Fisher answered all of my questions fully and was adamant in insisting that, contrary to what Rabbi Epstein told me, the rabbi never confronted him with David Benkof’s allegations 17 years ago.
“At this stage in my life, I would tell you if that was true,” Fisher said, asserting that the rabbi was trying to cover his tracks.
Apprised of Fisher’s confession, Rabbi Steven Wernick, CEO of USCJ, issued a statement to The Jewish Week on Monday: “We are devastated to learn that incidents of this nature took place, and that USY members were victimized,” the statement said.

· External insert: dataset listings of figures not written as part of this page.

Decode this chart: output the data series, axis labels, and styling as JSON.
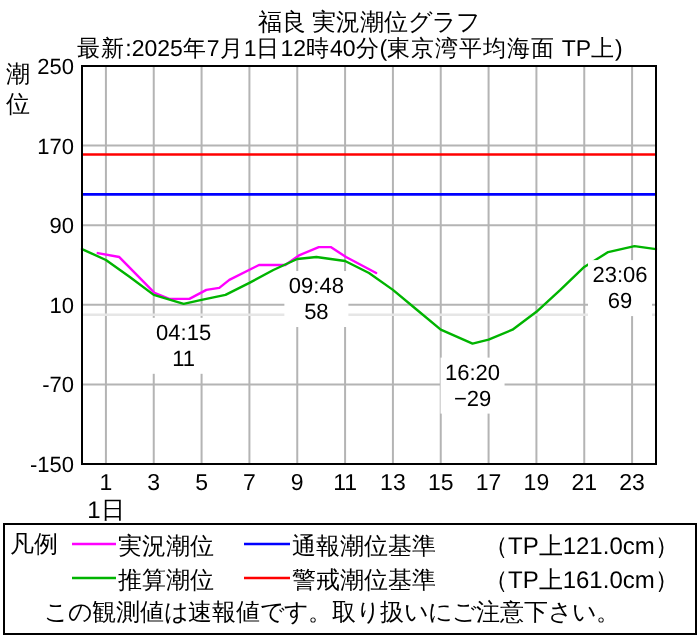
{
  "chart_data": {
    "type": "line",
    "title": "福良 実況潮位グラフ",
    "subtitle": "最新:2025年7月1日12時40分(東京湾平均海面 TP上)",
    "ylabel": "潮位",
    "xlabel": "1日",
    "legend_title": "凡例",
    "series": [
      {
        "name": "実況潮位",
        "color": "#ff00ff",
        "x": [
          0.66,
          1.56,
          3.03,
          3.65,
          4.49,
          5.2,
          5.74,
          6.16,
          7.4,
          8.5,
          9.1,
          9.9,
          10.4,
          11.04,
          12.3
        ],
        "values": [
          62,
          58,
          22,
          16,
          16,
          25,
          27,
          35,
          50,
          50,
          60,
          68,
          68,
          58,
          42
        ]
      },
      {
        "name": "推算潮位",
        "color": "#00b400",
        "x": [
          0,
          1,
          2,
          3,
          4.25,
          5,
          6,
          7,
          8,
          9,
          9.8,
          11,
          12,
          13,
          14,
          15,
          16.33,
          17,
          18,
          19,
          20,
          21,
          22,
          23.1,
          24
        ],
        "values": [
          66,
          55,
          38,
          20,
          11,
          15,
          20,
          32,
          45,
          56,
          58,
          54,
          42,
          25,
          5,
          -15,
          -29,
          -25,
          -15,
          3,
          25,
          48,
          63,
          69,
          66
        ]
      }
    ],
    "annotations": [
      {
        "text": "04:15\n11",
        "x": 4.25,
        "y": 11
      },
      {
        "text": "09:48\n58",
        "x": 9.8,
        "y": 58
      },
      {
        "text": "16:20\n−29",
        "x": 16.33,
        "y": -29
      },
      {
        "text": "23:06\n69",
        "x": 23.1,
        "y": 69
      },
      "この観測値は速報値です。取り扱いにご注意下さい。"
    ],
    "ref_lines": [
      {
        "axis": "y",
        "value": 121,
        "label": "通報潮位基準　　（TP上121.0cm）",
        "color": "#0000ff"
      },
      {
        "axis": "y",
        "value": 161,
        "label": "警戒潮位基準　　（TP上161.0cm）",
        "color": "#ff0000"
      },
      {
        "axis": "y",
        "value": 0,
        "color": "#e6e6e6"
      }
    ],
    "xlim": [
      0,
      24
    ],
    "ylim": [
      -150,
      250
    ],
    "xticks": [
      1,
      3,
      5,
      7,
      9,
      11,
      13,
      15,
      17,
      19,
      21,
      23
    ],
    "yticks": [
      250,
      170,
      90,
      10,
      -70,
      -150
    ],
    "grid": true,
    "legend": "bottom"
  }
}
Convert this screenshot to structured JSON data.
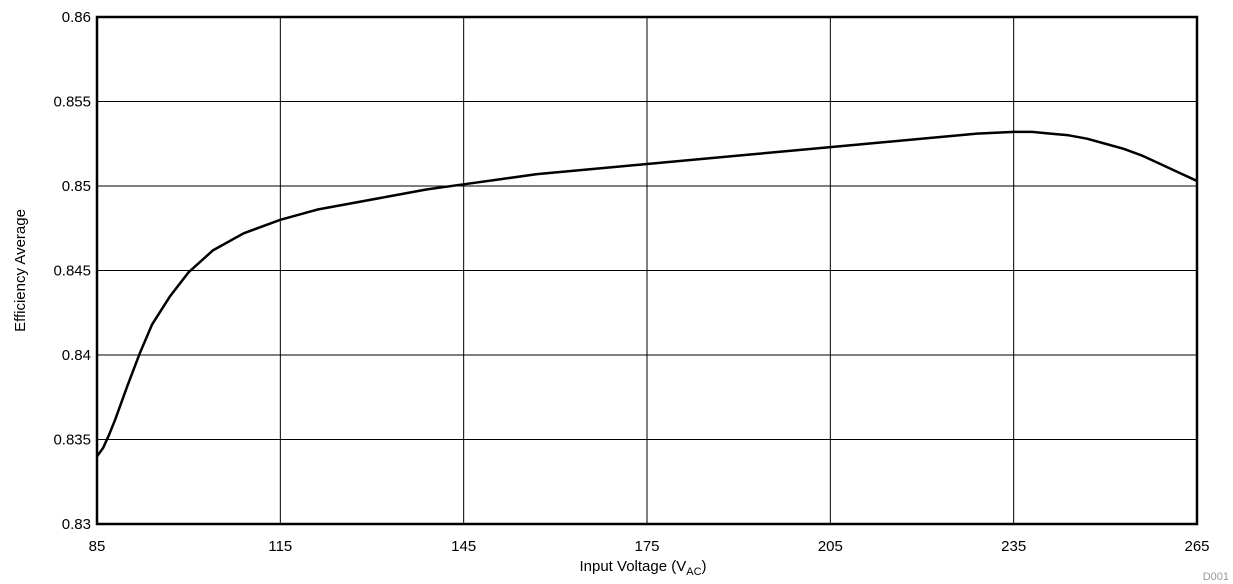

“Current USCJ leadership has been proactive in aggressively and honestly responding to incidents that took place three decades ago and we offer our support to the victims, and acknowledge their pain.” The statement went on to say that USCJ “cannot be considered responsible for the actions or policies of those who administered USY programming more than a quarter of a century ago. What must be clearly understood is that this former employee has not worked for USCJ or USY since 2002 and is no longer involved with the organization in any way.”
As to David Benkof’s complaint that USY’s hotline should be managed by a third party, Rabbi Wernick said he understood the argument but that “our team has been dealing with it thoroughly and transparently.”
Regarding the particular case that prompted the hotline, the rabbi revealed that in light of allegations “made against Jules Gutin,” USY’s former longtime director and in recent years a tour guide for Conservative movement trips to Poland, “we have decided to sever our relationship with him.”
Both Benkof and Ben said the current wave of calling out sexual misconduct had an effect on them and that their primary goal in speaking out was to help ensure that Fisher, and others like him, not come in contact with minors anymore.
“I have four kids and I want them to be aware,” said Ben. “It’s our job to protect them.”